Personal information
- Full name: Frederic Bonhote Wilson
- Born: 21 September 1881 Bayswater, Middlesex, England
- Died: 19 January 1932 (aged 50) Kensington, London, England
- Batting: Right-handed
- Bowling: Right-arm slow

Domestic team information
- 1902–1904: Cambridge University

Career statistics
| Competition | First-class |
| Matches | 27 |
| Runs scored | 1,130 |
| Batting average | 26.90 |
| 100s/50s | –/8 |
| Top score | 76 |
| Balls bowled | 268 |
| Wickets | 4 |
| Bowling average | 45.25 |
| 5 wickets in innings | – |
| 10 wickets in match | – |
| Best bowling | 2/64 |
| Catches/stumpings | 15/– |
- Source: Cricinfo, 19 June 2022

= Frederic Wilson =

English cricketer and sporting journalist

Frederic Bonhôte Wilson (21 September 1881 – 19 January 1932), known as Fred or Freddy, was a sporting journalist and, in his youth, a cricketer who played in first-class cricket matches for Cambridge University and amateur teams between 1902 and 1906. He was born and died in London.

Wilson was educated at Harrow School and at Trinity College, Cambridge. He was a successful schoolboy cricketer, playing in the Eton v Harrow match at Lord's in both 1899 and 1900, and in the second of these matches he scored 79 and 24 as a middle-order right-handed batsman and took four Etonian wickets with his right-arm slow bowling.

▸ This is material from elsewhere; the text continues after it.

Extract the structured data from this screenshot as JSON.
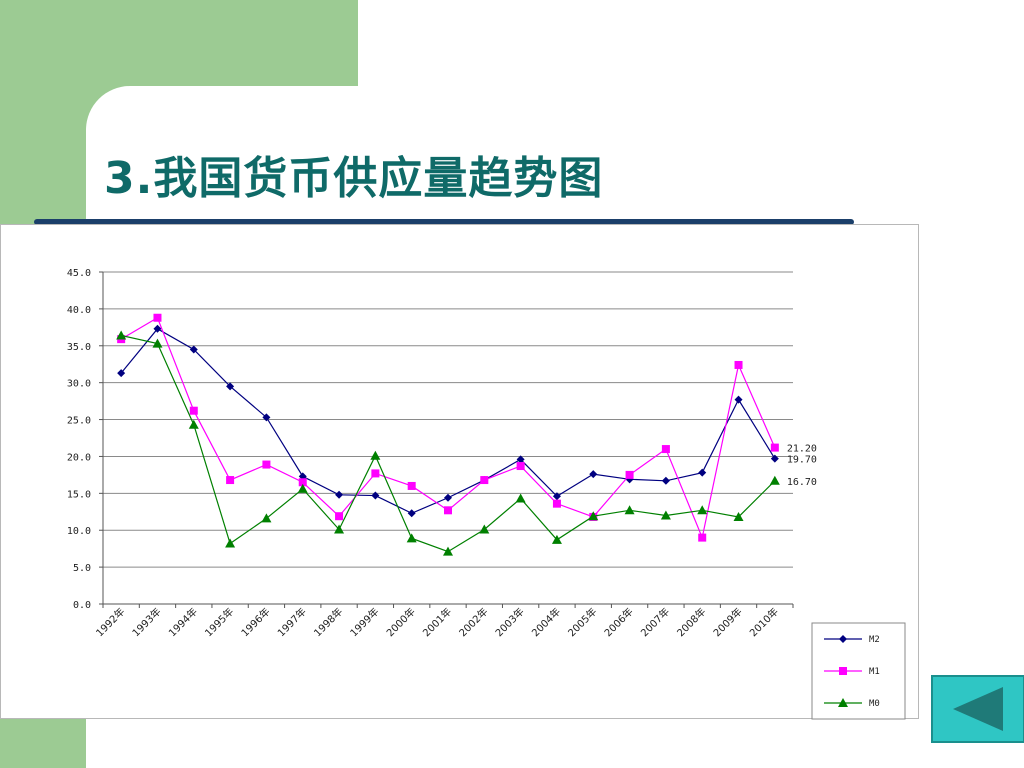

At Cambridge, he bowled very little and won a Blue by playing as a reliable batsman in the University Match against Oxford University for three seasons from 1902 to 1904, having failed even to have a trial match in 1901. He captained the Cambridge side in 1904 and was criticised for delaying the second innings declaration so that Frederick Marsh could break the University Match record for the highest individual score, the match ending in a draw. Wisden Cricketers' Almanack wrote that the delay "was clearly a mistake" and that "the chance of winning the match should have outweighed all considerations of personal distinction", though it added that rain and missed catches also contributed to Cambridge's failure to win.

Wilson was an all-round sportsman at Cambridge, winning blues for lawn tennis and rackets, and the obituary for him in The Times in 1932 stated that he had seen rackets as his principal sport, though he was unable to continue as a player because of indifferent health. After leaving Cambridge University with a Bachelor of Arts degree, he played in only one further first-class cricket match, a game for the Marylebone Cricket Club in 1906.

Wilson became a schoolmaster at Rossall School in Lancashire, but did not take to the profession and became instead a sporting journalist, reporting on cricket, rackets and tennis principally, before the First World War, for the Daily Mirror, where he developed a distinctive "light" conversational style of reportage which was very popular. On the outbreak of war, he joined the Royal Naval Volunteer Reserve, later being commissioned into the Royal Fusiliers and being wounded in service. After the war, most of his journalism was for The Times and more serious in tone, and he claimed to have reported on more than 20 different sports.

Wilson's son, Peter Wilson, followed him into sports journalism and was sports editor of the Daily Mirror in the 1950s and 1960s, known as "The Man They Can't Gag" for his forthright opinions; Peter Wilson's own son, Julian Wilson, was the horse-racing correspondent for the British Broadcasting Corporation.